Self-driving cars use lasers and radars to navigate. The lasers are mounted on the roof of the car, while the sensors are mounted on the body of the car. Radar works by detecting radio waves reflected from surrounding objects. When on the road, the car constantly emits radio frequency waves that reflect off surrounding cars and other objects near the road.

The time taken for the reflection is measured to calculate the distance between the car and the object. Appropriate action is then taken based on the radar reading. Radar works by detecting reflections of radio waves from surrounding objects.

When on the road, the car continuously emits RF waves which are reflected off surrounding cars and other objects near the road. The time taken for the reflection is measured to calculate the distance between the car and the object and then take appropriate action based on the radar reading.

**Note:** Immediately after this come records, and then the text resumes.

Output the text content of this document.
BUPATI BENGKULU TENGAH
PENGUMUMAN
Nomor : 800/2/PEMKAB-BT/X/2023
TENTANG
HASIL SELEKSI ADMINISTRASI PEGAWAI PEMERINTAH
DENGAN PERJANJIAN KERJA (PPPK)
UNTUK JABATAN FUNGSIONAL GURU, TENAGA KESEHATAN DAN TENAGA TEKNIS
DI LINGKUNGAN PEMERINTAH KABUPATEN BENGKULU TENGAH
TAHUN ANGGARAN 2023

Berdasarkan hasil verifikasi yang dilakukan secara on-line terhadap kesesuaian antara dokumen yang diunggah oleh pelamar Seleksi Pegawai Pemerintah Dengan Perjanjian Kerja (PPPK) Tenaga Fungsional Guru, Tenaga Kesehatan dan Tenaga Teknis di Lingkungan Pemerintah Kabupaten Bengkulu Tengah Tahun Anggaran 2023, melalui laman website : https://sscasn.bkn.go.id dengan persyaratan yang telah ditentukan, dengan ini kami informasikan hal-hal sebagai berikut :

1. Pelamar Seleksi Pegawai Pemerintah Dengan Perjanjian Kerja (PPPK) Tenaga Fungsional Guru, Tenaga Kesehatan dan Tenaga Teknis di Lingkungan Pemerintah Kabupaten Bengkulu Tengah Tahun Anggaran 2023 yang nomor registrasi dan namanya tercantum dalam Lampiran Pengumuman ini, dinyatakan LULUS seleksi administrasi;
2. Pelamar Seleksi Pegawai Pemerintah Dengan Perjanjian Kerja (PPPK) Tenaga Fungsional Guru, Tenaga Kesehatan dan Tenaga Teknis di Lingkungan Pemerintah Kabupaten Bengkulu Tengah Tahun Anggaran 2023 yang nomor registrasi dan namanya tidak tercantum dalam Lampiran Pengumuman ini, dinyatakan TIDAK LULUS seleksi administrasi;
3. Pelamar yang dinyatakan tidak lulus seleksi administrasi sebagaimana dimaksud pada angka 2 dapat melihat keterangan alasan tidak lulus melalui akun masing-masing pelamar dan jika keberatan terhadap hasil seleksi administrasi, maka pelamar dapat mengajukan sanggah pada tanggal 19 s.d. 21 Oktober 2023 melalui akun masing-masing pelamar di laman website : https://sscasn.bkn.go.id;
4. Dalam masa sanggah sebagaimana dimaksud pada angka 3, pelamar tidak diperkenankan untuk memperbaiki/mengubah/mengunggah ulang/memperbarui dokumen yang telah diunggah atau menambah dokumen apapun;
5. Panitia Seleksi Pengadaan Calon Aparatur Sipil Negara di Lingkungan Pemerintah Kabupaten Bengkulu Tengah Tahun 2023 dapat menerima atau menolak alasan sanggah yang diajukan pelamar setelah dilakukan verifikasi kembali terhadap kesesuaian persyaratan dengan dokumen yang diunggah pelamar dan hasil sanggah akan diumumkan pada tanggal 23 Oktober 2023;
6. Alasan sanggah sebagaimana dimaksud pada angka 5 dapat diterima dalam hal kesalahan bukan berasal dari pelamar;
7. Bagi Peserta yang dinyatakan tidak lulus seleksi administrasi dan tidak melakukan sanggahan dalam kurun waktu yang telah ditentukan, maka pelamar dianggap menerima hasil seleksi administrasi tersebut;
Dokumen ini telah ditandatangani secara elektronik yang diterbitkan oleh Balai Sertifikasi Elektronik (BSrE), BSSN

When this technology is used with hundreds of vehicles on the road, will one vehicle be able to distinguish its own (reflected) signal from another vehicle's (reflected or transmitted) signal? Even if there are multiple radio frequencies available for radar, it is unlikely that this frequency range will not be available for all vehicles manufactured.

04 Conclusion of the Autonomous Vehicle Challenge

Even today, training algorithms to get self-driving cars on the road still presents many challenges. But so does the determination of scientists, engineers , and problem solvers from many different disciplines.

The industry's concerted efforts will surely make self-driving cars on the road a reality one day, and the benefits will be huge. Not only will it save fuel, encourage efficient transportation and shared services, but it will also help save the many lives that are often lost in road accidents.